Spiritual Impressions finds journeyman pianist James Weidman wading through the deep waters, alternately troubled and joyful, of African-American spirituals. He imbues these gems with driving grooves, some intriguing reharmonizations and bracing solos. All serve to freshen up enduring pieces that remain deeply meaningful to so many.
Weidman, best known as a sideman with the likes of Cassandra Wilson, Joe Lovano and the late Abbey Lincoln and Kevin Mahogany, makes a superb match with gospel-rooted singer Ruth Naomi Floyd, for whom the pianist has produced and arranged several recordings. She’s a natural, embodying the spirituals’ simultaneous reference to spiritual bliss and the struggles associated with slavery and its aftermath.
The opening track, “Didn’t My Lord Deliver Daniel,” begins with sticky Caribbean-tinted rhythms provided by bassist Harvie S and drummer Vince Ector, as Floyd relates the Old Testament tale of Daniel in the lion’s den. The tune later shifts to earthy acoustic swing, for improvisations by Weidman and saxophonist Anthony Nelson. A similarly syncopated groove undergirds “Joshua Fit the Battle of Jericho,” which winds its way into Nelson’s urgent tenor turn.

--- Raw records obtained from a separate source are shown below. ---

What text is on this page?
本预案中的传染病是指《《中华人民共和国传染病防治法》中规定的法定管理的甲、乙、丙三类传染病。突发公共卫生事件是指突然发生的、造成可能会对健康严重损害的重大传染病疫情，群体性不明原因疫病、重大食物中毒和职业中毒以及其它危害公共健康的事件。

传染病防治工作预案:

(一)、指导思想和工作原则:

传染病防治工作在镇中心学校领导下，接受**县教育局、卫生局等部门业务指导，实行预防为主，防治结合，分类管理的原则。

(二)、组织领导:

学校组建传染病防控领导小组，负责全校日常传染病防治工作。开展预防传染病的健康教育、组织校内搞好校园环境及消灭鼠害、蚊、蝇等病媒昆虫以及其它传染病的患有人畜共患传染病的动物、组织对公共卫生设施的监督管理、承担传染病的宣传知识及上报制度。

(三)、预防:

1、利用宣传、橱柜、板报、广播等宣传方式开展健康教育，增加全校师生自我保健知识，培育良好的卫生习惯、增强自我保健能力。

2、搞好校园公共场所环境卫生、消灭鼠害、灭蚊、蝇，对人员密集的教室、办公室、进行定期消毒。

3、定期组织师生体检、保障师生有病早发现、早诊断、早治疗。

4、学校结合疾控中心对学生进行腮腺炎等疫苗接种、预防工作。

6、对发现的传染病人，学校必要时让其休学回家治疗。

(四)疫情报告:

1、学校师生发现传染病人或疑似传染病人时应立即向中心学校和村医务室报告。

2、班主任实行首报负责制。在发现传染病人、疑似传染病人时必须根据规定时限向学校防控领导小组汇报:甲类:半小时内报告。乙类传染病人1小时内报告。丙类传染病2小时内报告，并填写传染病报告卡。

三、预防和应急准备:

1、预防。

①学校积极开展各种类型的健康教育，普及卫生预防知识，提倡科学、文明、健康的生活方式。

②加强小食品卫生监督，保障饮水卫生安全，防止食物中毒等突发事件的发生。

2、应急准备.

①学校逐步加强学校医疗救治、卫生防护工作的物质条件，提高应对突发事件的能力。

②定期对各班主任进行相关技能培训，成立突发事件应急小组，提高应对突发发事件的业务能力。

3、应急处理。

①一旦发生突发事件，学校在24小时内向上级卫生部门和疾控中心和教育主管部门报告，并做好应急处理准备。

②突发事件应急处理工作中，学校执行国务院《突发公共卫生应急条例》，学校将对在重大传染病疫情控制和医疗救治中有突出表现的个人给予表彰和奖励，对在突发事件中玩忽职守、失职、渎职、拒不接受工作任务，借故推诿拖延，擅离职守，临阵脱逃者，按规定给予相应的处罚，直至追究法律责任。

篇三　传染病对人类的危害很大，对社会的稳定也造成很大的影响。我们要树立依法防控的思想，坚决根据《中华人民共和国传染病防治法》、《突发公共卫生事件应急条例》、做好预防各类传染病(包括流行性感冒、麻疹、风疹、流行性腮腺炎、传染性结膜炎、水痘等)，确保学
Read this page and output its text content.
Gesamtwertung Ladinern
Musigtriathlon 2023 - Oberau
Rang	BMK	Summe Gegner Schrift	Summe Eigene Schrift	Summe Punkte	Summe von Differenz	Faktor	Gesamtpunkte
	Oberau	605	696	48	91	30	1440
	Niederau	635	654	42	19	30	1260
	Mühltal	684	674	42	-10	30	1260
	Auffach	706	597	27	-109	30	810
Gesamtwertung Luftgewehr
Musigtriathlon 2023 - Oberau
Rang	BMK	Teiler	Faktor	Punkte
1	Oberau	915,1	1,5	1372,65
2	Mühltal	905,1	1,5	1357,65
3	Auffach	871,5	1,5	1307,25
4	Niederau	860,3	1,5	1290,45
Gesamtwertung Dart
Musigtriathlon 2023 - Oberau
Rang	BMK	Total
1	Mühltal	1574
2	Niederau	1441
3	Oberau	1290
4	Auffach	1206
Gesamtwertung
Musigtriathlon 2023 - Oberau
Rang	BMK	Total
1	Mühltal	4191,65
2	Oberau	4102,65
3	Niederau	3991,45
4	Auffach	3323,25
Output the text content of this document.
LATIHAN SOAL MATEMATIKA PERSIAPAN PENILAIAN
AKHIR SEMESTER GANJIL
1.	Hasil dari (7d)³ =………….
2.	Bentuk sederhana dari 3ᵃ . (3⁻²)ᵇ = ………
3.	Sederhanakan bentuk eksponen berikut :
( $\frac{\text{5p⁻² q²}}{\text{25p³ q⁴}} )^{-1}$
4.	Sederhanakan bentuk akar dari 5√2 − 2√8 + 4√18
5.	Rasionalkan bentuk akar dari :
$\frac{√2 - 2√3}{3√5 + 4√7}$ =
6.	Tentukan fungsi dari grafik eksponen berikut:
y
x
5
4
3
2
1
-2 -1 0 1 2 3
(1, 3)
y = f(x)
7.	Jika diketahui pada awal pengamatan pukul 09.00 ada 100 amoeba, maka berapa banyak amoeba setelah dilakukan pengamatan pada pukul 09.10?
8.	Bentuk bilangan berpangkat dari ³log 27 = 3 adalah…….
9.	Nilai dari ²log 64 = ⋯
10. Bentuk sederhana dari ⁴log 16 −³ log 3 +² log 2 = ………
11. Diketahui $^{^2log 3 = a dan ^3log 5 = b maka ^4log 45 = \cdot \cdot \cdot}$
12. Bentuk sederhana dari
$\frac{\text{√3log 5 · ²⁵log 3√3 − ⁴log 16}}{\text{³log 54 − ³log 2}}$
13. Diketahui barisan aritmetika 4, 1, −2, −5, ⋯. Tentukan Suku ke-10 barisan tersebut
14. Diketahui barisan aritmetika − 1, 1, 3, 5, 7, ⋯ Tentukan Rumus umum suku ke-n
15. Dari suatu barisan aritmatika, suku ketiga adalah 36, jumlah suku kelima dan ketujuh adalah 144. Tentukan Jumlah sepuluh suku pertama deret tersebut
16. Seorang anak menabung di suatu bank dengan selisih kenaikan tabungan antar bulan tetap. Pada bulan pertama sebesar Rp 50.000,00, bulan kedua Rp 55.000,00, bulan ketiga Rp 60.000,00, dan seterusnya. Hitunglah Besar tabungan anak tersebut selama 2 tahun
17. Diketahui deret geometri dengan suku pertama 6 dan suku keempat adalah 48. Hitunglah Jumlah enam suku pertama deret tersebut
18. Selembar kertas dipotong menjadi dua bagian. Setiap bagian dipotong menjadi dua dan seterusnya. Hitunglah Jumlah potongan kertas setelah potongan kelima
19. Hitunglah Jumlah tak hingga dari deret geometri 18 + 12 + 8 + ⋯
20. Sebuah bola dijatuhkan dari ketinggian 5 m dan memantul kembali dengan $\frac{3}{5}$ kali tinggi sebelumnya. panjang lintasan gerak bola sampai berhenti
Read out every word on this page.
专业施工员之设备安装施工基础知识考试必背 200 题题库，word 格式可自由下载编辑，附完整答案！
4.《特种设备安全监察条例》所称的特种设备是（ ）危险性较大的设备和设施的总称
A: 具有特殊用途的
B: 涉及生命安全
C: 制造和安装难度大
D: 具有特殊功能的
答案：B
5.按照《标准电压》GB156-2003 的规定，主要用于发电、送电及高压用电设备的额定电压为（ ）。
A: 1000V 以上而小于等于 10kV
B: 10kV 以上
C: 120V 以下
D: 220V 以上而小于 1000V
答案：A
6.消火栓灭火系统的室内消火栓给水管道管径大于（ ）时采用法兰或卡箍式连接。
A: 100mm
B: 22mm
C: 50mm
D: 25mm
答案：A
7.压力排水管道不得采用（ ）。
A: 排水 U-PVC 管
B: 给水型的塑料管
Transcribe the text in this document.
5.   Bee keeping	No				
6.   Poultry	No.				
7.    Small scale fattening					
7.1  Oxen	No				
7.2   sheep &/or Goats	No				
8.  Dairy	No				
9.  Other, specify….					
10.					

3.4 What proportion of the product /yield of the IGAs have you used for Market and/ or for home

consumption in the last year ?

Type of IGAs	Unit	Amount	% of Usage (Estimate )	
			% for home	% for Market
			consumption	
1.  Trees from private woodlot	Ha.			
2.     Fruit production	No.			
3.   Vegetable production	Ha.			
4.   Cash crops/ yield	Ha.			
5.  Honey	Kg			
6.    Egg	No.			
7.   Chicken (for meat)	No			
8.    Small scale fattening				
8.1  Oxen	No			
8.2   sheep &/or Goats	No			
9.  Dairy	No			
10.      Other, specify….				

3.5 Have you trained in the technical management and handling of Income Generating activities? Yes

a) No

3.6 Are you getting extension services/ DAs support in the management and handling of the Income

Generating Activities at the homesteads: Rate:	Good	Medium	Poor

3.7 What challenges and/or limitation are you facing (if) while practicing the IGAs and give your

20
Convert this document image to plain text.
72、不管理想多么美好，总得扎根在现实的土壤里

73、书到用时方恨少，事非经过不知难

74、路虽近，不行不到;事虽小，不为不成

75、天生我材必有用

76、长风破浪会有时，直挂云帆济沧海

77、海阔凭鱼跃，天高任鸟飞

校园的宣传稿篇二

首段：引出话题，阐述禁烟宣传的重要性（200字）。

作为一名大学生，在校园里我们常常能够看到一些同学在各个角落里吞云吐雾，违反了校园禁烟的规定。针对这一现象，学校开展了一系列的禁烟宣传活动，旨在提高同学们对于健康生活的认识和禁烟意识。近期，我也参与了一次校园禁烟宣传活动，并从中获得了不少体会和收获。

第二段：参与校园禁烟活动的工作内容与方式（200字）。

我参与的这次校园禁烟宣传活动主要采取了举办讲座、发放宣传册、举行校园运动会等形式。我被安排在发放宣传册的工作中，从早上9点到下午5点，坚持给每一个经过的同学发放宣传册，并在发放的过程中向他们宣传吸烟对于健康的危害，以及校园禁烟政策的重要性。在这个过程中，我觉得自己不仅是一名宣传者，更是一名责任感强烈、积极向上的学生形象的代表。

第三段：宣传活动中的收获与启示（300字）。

“Deep River” unfolds as a stately stroll, topped with Nelson’s flute incantations, before shifting to laidback swing that feeds extended solos by Weidman and Nelson. Weidman’s own brief “Prelude to Freedom (Troubled Waters),” with Nelson on soprano saxophone, abuts a lightly funky “Wade in the Water.” On the sparse “No Hiding Place,” Weidman’s weaving melodica lines spar with Nelson’s tenor bursts over lean rhythm-section moves. Weidman demonstrates his prowess as a composer on “African Spirals,” all hypnotic groove and slow-twisting melodies, and effectively caps the moving set of music with an unaccompanied “Walk Together, Children.”